Similarly, although Thomasina dresses up as Fifties pinup fave Bettie Page in one Thomasina.com episode, she displays less nudity in a half-hour than the original Page generally would in 25 seconds, the approximate amount of time it must have taken her to snap off her bikini for her photographers. Her word of choice, burlesque, seems apt. For someone affiliated with Sexworld, which provides uninterrupted access to alarmingly graphic material, the sexuality of Thomasina's various endeavors has a wistful, oldfangled feel to it, as though she were reproducing old stag videos of fan dancers cheerfully teasing balding men in gray flannel suits at go-go clubs.
Appropriately, Thomasina herself worked as a go-go dancer for several years after college. It's a strange-sounding word now, go-go dancer, calling to mind visions of girls in bikinis and vinyl boots dancing the watusi to instrumental R&B numbers with names like "Let Me Play Wit' Yo' Poodle." It is hard to imagine that in the age of pay-per-view television and lap dances it is still possible for go-go dancers to find work. The survival of that curious craft relies on cities that have legislated against nudity in clubs that serve alcohol. As a result, a handful of clubs feature women dancing in bikinis, like some American Pictures beach movie, but with a stage and pole replacing the beach and bonfire. And so a circuit of sorts does exist, and, after some initial uncertainty, Thomasina joined it.
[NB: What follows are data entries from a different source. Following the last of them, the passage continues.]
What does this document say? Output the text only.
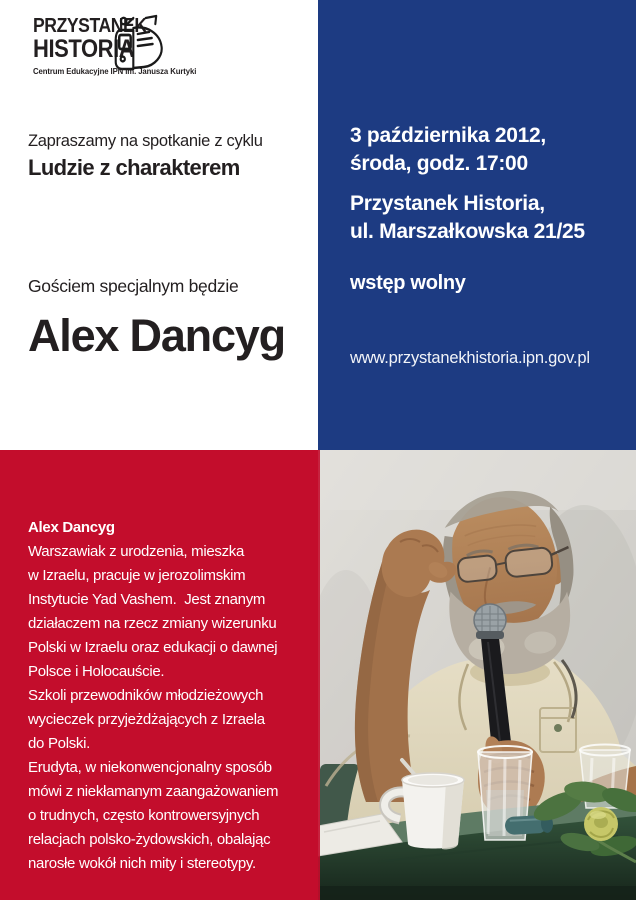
PRZYSTANEK
HISTORIA
Centrum Edukacyjne IPN im. Janusza Kurtyki
Zapraszamy na spotkanie z cyklu
Ludzie z charakterem
Gościem specjalnym będzie
Alex Dancyg
3 października 2012,
środa, godz. 17:00
Przystanek Historia,
ul. Marszałkowska 21/25
wstęp wolny
www.przystanekhistoria.ipn.gov.pl
Alex Dancyg
Warszawiak z urodzenia, mieszka
w Izraelu, pracuje w jerozolimskim
Instytucie Yad Vashem.  Jest znanym
działaczem na rzecz zmiany wizerunku
Polski w Izraelu oraz edukacji o dawnej
Polsce i Holocauście.
Szkoli przewodników młodzieżowych
wycieczek przyjeżdżających z Izraela
do Polski.
Erudyta, w niekonwencjonalny sposób
mówi z niekłamanym zaangażowaniem
o trudnych, często kontrowersyjnych
relacjach polsko-żydowskich, obalając
narosłe wokół nich mity i stereotypy.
"I had a lot of friends in college who were dancers," she says. "They would always ask me if I wanted to work with them, and I always said no. But then I had a financial crisis."
Facing possible eviction, Thomasina called one of her friends and "begged her to set up a job for me," Thomasina says. "It took about half an hour to convince her I was serious." Thomasina rode a Greyhound bus to Fond du Lac, Wisconsin. "I froze at the door to the club," she says. "I told my friend, 'I can't do it.'"
"Sleep on it," her friend responded, and they retired to a hotel. The next day, Thomasina climbed up on the stage of the club and danced for a while but could not bring herself to take her clothes off. "My friend crossed to the bar, poured me a shot of alcohol, and watched as I drank it. 'Good,' she said. 'Now strip.'"
Thomasina placed every keepsake from the Fond du Lac experience in an envelope--check stubs, hotel receipts, and her bus ticket--intending to destroy them when she returned to Minneapolis. "Somehow, I couldn't throw the envelope away," she says.